For single-chain proteins, pTM above 0.7 indicates a confident prediction. For multi-chain complexes, also consider ipTM.
This metric specifically evaluates the quality of inter-chain interfaces in multi-component complexes. It correlates strongly with interface accuracy across different molecule types: protein-protein, protein-nucleic acid, and protein-ligand.
Higher ipTM values indicate more reliable interface predictions. When predicting complexes, prioritize structures with high ipTM scores.
Each prediction produces a structure file (CIF or PDB) containing atomic coordinates for all modeled molecules. The B-factor column contains per-residue pLDDT scores, which most molecular visualization tools can display as a color gradient. View your results in PDB Viewer or download for use in other software.
Enable MSA for natural proteins. The evolutionary information from MSA substantially improves prediction accuracy. Only disable it when working with designed proteins that lack natural homologs.

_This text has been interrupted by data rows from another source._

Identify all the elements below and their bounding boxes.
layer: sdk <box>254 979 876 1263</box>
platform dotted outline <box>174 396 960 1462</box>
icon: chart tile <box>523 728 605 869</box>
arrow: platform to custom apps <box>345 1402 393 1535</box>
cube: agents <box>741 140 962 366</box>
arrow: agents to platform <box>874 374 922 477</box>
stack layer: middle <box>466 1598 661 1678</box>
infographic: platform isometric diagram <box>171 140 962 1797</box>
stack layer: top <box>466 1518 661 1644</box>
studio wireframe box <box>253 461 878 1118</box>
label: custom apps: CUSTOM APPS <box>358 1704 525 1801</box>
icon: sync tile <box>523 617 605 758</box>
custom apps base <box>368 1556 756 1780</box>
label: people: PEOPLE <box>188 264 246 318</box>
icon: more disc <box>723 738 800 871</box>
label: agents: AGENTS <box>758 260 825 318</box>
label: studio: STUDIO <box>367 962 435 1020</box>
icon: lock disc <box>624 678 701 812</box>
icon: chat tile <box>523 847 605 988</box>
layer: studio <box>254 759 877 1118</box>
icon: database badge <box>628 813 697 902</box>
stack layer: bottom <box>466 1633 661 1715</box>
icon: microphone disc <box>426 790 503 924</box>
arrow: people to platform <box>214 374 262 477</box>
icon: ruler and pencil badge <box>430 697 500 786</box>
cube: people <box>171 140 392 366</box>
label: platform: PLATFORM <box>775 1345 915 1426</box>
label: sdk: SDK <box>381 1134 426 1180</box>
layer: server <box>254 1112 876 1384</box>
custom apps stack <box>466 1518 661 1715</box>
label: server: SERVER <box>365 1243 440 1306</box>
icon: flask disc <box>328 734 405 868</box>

Use multiple seeds for important predictions. Running with 2-3 seeds helps assess prediction confidence. If structures from different seeds are similar, the prediction is likely reliable. Substantial differences indicate uncertainty.
Increase diffusion samples for flexible systems. Complexes with flexible binding modes or intrinsically disordered regions benefit from more diffusion samples to explore conformational space.

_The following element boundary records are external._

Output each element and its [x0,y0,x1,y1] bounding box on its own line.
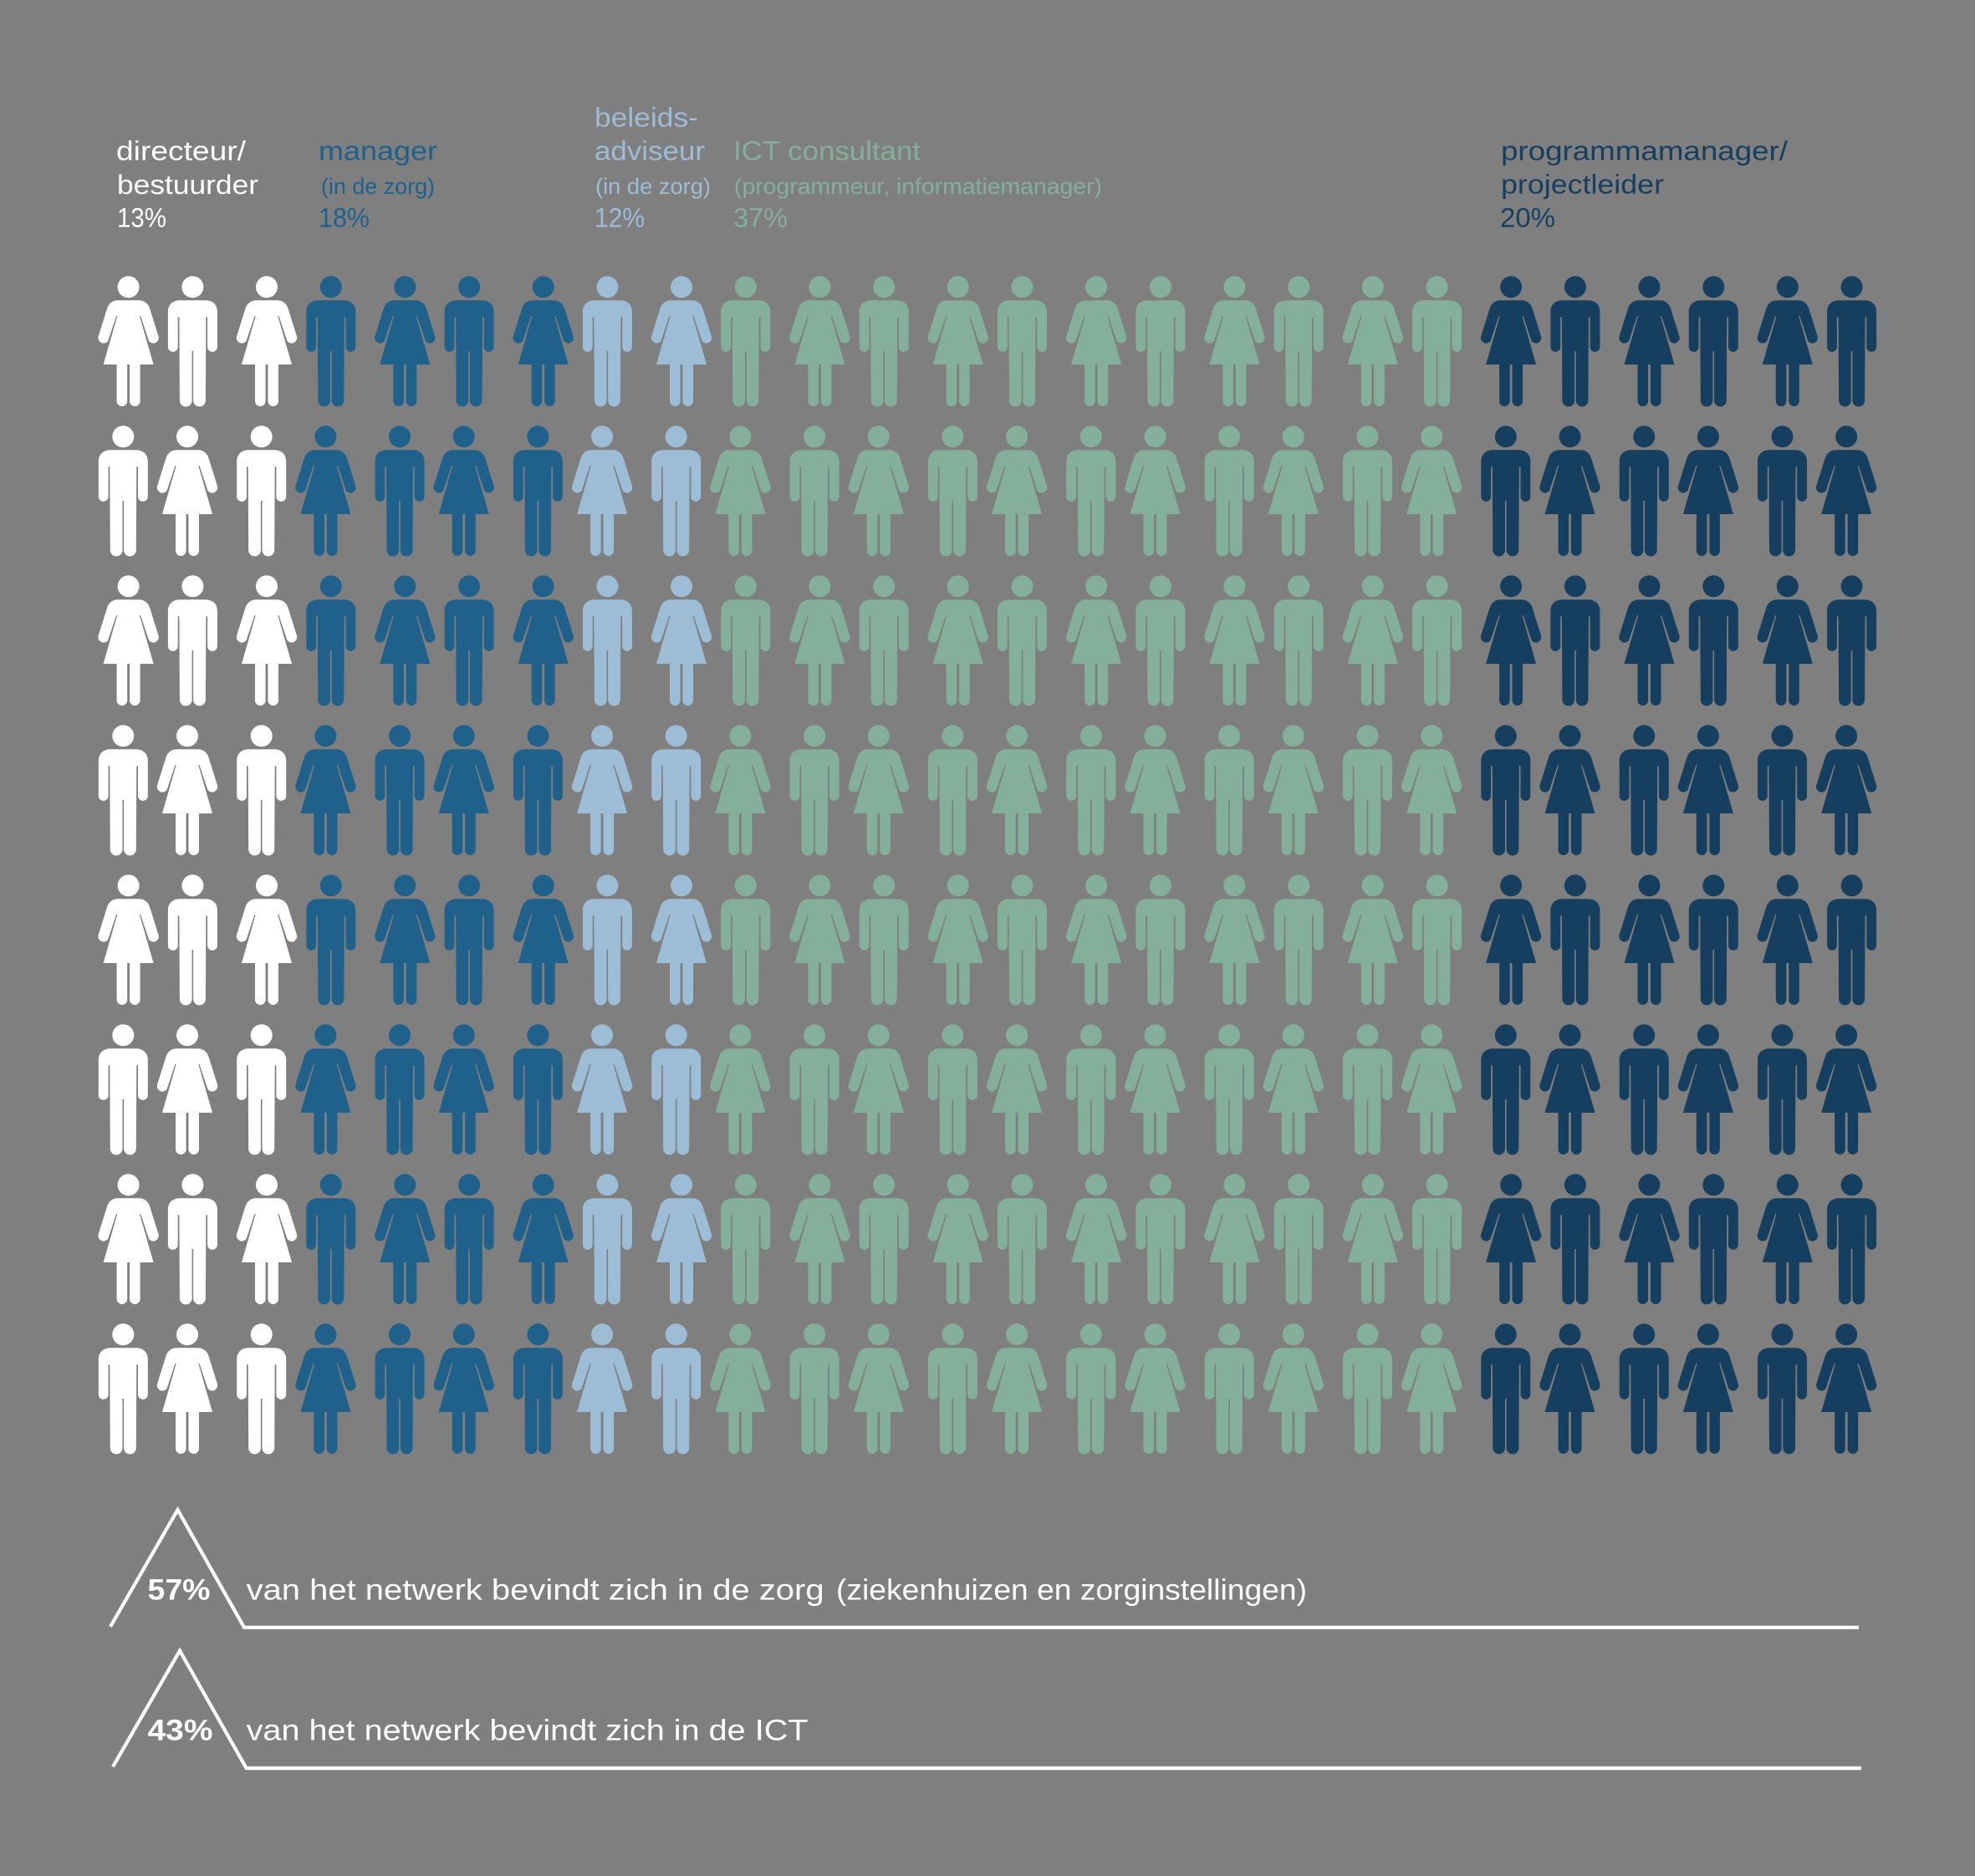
pictogram row 1 [98,276,1876,406]
legend: ICT consultant 37%: ICT consultant [733,136,921,166]
legend: directeur/bestuurder 13%: directeur/ [116,136,246,166]
pictogram row 6 [99,1024,1876,1155]
legend: directeur/bestuurder 13%: bestuurder [117,170,258,200]
legend: programmamanager/projectleider 20%: 20% [1500,203,1555,233]
legend: programmamanager/projectleider 20%: programmamanager/ [1501,136,1788,166]
legend: beleidsadviseur 12%: adviseur [595,136,705,166]
legend: beleidsadviseur 12%: beleids- [595,103,698,133]
text: ICT: van het netwerk bevindt zich in de ICT [247,1715,809,1747]
legend: ICT consultant 37%: 37% [733,203,788,233]
pictogram row 5 [98,874,1876,1005]
pictogram row 7 [98,1174,1876,1304]
legend: ICT consultant 37%: (programmeur, informatiemanager) [734,174,1102,199]
pictogram row 3 [98,575,1876,706]
pictogram row 8 [99,1323,1876,1454]
pictogram row 2 [99,426,1876,556]
pictogram row 4 [99,725,1876,855]
value 57%: 57% [147,1573,211,1606]
text: zorg: van het netwerk bevindt zich in de zorg [247,1573,824,1606]
legend: manager 18% [319,136,437,233]
triangle line 57% [110,1510,1859,1628]
callout: 43% ICT [113,1650,1861,1768]
legend: manager 18%: (in de zorg) [321,174,435,199]
legend: beleidsadviseur 12% [595,103,711,233]
legend: programmamanager/projectleider 20%: projectleider [1501,170,1664,200]
legend: programmamanager/projectleider 20% [1500,136,1788,233]
value 43%: 43% [147,1715,212,1747]
legend: directeur/bestuurder 13%: 13% [117,203,166,233]
legend: beleidsadviseur 12%: (in de zorg) [595,174,711,199]
legend: beleidsadviseur 12%: 12% [595,203,645,233]
legend: manager 18%: 18% [319,203,370,233]
legend: ICT consultant 37% [733,136,1102,233]
legend: manager 18%: manager [319,136,437,166]
callout: 57% zorg [110,1510,1859,1628]
text: ziekenhuizen: (ziekenhuizen en zorginstellingen) [836,1573,1307,1606]
triangle line 43% [113,1650,1861,1768]
legend: directeur/bestuurder 13% [116,136,258,233]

Check your SMILES stereochemistry. Ligand binding is stereospecific. Ensure your SMILES strings correctly represent the enantiomer you intend to model. An incorrect stereocenter will produce misleading results.
| Use case | Seeds | Diffusion samples | MSA | Notes |
|---|---|---|---|---|
| Quick screening | 1 | 3-5 | Off | Fast, lower accuracy |
| Standard prediction | 1 | 5 | On | Good balance for most cases |
| High-confidence | 2-3 | 5-10 | On | Use for important targets |
| Conformational diversity | 3-5 | 10 | On | Explores structural space |
Examine multiple predictions. Don't rely solely on the top-ranked structure. Comparing the top 2-3 predictions reveals which features are consistently predicted versus variable.

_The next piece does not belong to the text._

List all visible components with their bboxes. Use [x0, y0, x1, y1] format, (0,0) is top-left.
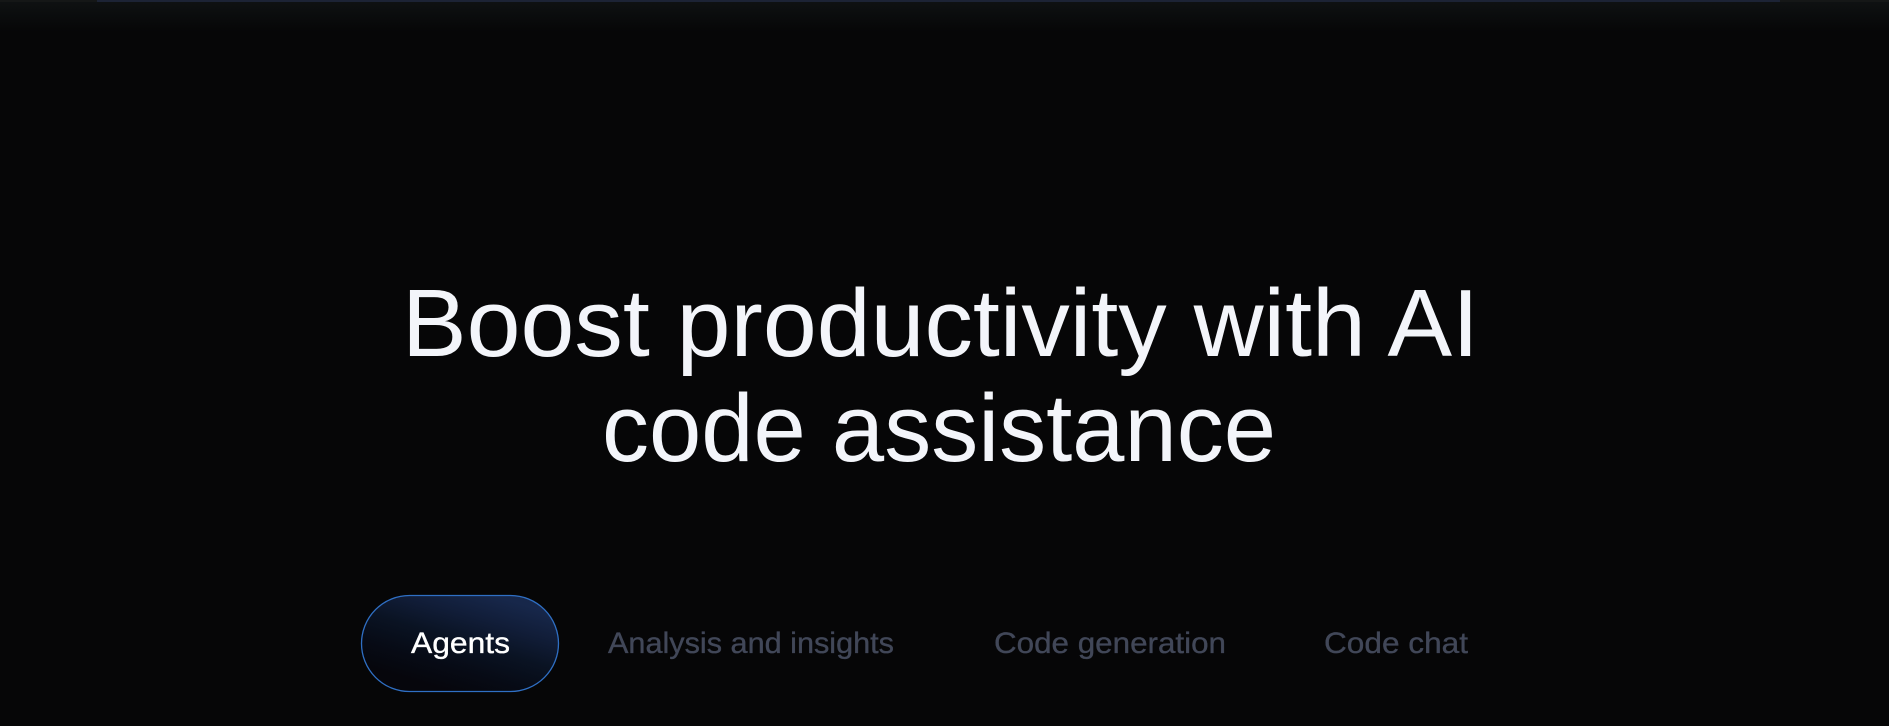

Check confidence metrics together. A structure with high pLDDT but low ipTM may have accurate individual chains but an unreliable interface. Consider all metrics when evaluating complex predictions.
Low confidence doesn't always mean wrong. Intrinsically disordered regions will show low pLDDT regardless of prediction quality. Cross-reference with known biology to interpret these regions.
OpenFold-3 is a preview release, and the model is under active development. While it achieves strong benchmark performance, some edge cases may not be as well-handled as the proprietary AlphaFold3.
The model works best for well-folded proteins with evolutionary signatures. Predictions for intrinsically disordered proteins, membrane proteins, or sequences with unusual amino acid compositions may be less reliable.
For protein-ligand affinity prediction, OpenFold-3 does not provide binding strength estimates. Use Boltz-2 if you need quantitative affinity predictions.